Vitor prendeu a respiração, fechou os olhos, foi para o resultado e abriu de novo na mesma hora.
— 99,99%.
Não havia qualquer margem para dúvidas!
Ele foi imediatamente procurar o chefe.
Ao ver o resultado, os dedos de Gerson tremeram levemente.
O olhar continuava preso naquelas cifras.
O crepúsculo entrava pelas janelas até o chão, contornando o rosto dele e o deixando cortante como uma faca.
Por um segundo, seu sangue parecia subir à cabeça e logo cair espalhando por todo o corpo. Ele levantou rápido e, com a voz completamente rouca, disse: — Prepare o carro.
Na frente do prédio de Nívea.
A noite já caía, e a trupe deles chamaria muita atenção, então Gerson apenas deixou Vitor subir com ele.
Ao chegar na porta da casa dela.
Gerson tentava manter-se tranquilo, respirando fundo várias vezes antes de bater.

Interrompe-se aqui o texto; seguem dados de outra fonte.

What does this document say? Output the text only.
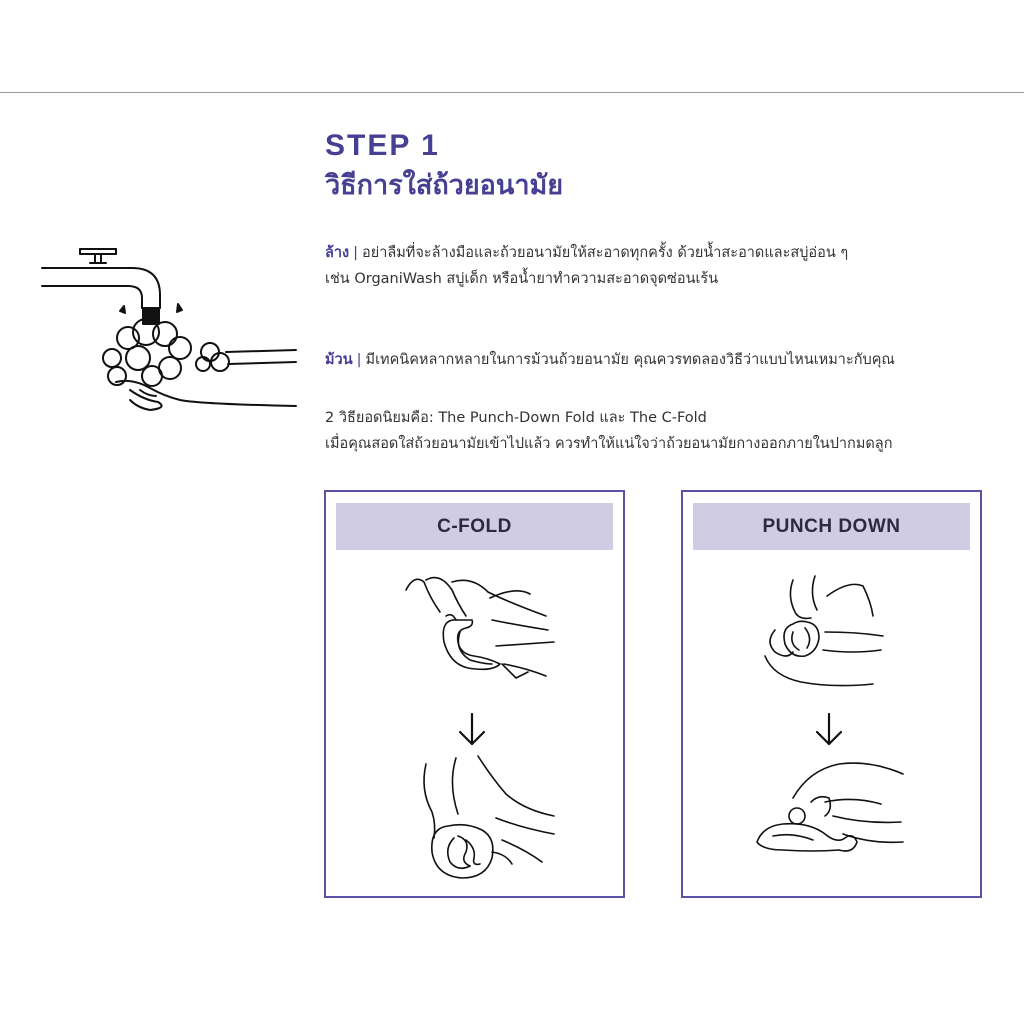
STEP 1
วิธีการใส่ถ้วยอนามัย

ล้าง | อย่าลืมที่จะล้างมือและถ้วยอนามัยให้สะอาดทุกครั้ง ด้วยน้ำสะอาดและสบู่อ่อน ๆ
เช่น OrganiWash สบู่เด็ก หรือน้ำยาทำความสะอาดจุดซ่อนเร้น

ม้วน | มีเทคนิคหลากหลายในการม้วนถ้วยอนามัย คุณควรทดลองวิธีว่าแบบไหนเหมาะกับคุณ

2 วิธียอดนิยมคือ: The Punch-Down Fold และ The C-Fold
เมื่อคุณสอดใส่ถ้วยอนามัยเข้าไปแล้ว ควรทำให้แน่ใจว่าถ้วยอนามัยกางออกภายในปากมดลูก

C-FOLD	PUNCH DOWN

Ele se perguntou o que deveria dizer.
Perguntar como foram os últimos anos?
Perguntar se ela gostaria de voltar para a capital com ele?

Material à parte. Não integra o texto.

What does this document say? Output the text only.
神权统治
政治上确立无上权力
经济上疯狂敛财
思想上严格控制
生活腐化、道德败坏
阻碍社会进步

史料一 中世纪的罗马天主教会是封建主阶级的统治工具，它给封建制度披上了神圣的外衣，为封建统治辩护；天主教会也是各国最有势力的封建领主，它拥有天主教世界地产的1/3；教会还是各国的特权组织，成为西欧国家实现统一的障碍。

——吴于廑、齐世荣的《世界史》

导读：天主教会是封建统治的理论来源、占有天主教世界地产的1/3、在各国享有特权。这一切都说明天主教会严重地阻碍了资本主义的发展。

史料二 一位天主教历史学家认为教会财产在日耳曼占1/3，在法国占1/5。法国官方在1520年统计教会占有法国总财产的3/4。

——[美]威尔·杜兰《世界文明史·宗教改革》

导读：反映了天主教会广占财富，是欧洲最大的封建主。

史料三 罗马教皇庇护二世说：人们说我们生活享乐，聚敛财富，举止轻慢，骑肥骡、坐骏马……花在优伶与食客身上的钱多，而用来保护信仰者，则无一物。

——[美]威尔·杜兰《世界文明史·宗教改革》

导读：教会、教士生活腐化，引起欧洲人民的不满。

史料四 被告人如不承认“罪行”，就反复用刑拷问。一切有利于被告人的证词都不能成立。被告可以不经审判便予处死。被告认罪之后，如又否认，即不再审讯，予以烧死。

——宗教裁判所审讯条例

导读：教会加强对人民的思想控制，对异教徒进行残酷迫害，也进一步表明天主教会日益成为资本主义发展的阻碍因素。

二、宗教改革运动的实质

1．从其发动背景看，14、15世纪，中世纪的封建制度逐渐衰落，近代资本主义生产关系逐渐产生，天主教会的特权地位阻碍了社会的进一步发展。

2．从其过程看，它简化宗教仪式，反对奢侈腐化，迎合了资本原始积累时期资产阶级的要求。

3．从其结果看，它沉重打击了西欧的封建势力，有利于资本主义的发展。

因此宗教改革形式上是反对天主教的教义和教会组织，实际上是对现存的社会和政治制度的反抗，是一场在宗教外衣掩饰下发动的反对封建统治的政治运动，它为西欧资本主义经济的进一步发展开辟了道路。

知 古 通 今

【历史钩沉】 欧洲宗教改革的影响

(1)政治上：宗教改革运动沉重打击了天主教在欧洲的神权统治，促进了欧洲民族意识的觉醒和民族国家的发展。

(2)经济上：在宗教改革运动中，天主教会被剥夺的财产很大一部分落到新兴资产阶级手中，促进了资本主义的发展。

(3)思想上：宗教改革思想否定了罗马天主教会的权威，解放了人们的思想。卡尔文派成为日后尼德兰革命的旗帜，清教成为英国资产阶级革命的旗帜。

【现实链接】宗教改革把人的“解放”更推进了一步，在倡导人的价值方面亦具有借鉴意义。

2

Mostrar o teste de paternidade de uma vez?
Ou deveria não chamar muita atenção e fingir que só queria falar sobre o machucado da perna?
Todo o raciocínio do homem simplesmente excluiu a pessoa do Natanael da equação.
Na cabeça não tinha ninguém além de Nívea e a filha.
Porém Nívea tinha muita relutância com relação a ele.
Pensando e repensando, a longo prazo, Gerson queria primeiro aliviar a tensão na relação dos dois e, passo a passo, consertar os sentimentos, fazer as pazes como no passado, e então levar ela e a filha para a capital.
Afinal de contas, ainda ia ser preciso cuidar da própria família.
Do contrário, a Família Valente provavelmente interpretaria mal Nívea e a proibiria de entrar na casa.
O homem pensou com muita sensatez que o ideal era engolir os sentimentos agora, trazer só a conversa da perna e depois falar da criança.
O que não esperava—
A porta foi batida várias vezes e ninguém atendeu.
Vitor mandou uma mensagem para que os homens dele procurassem a administração e pedissem as imagens de segurança.
Um tempo depois, um dos caras respondeu.
— Chefe. — Vitor pensou e pensou: — A Srta. Lemos não parece estar em casa.
O telefone só estava desligado.
Ele lembrou de forma inevitável há quatro anos atrás, que depois do término não conseguia entrar em contato com ela de jeito nenhum.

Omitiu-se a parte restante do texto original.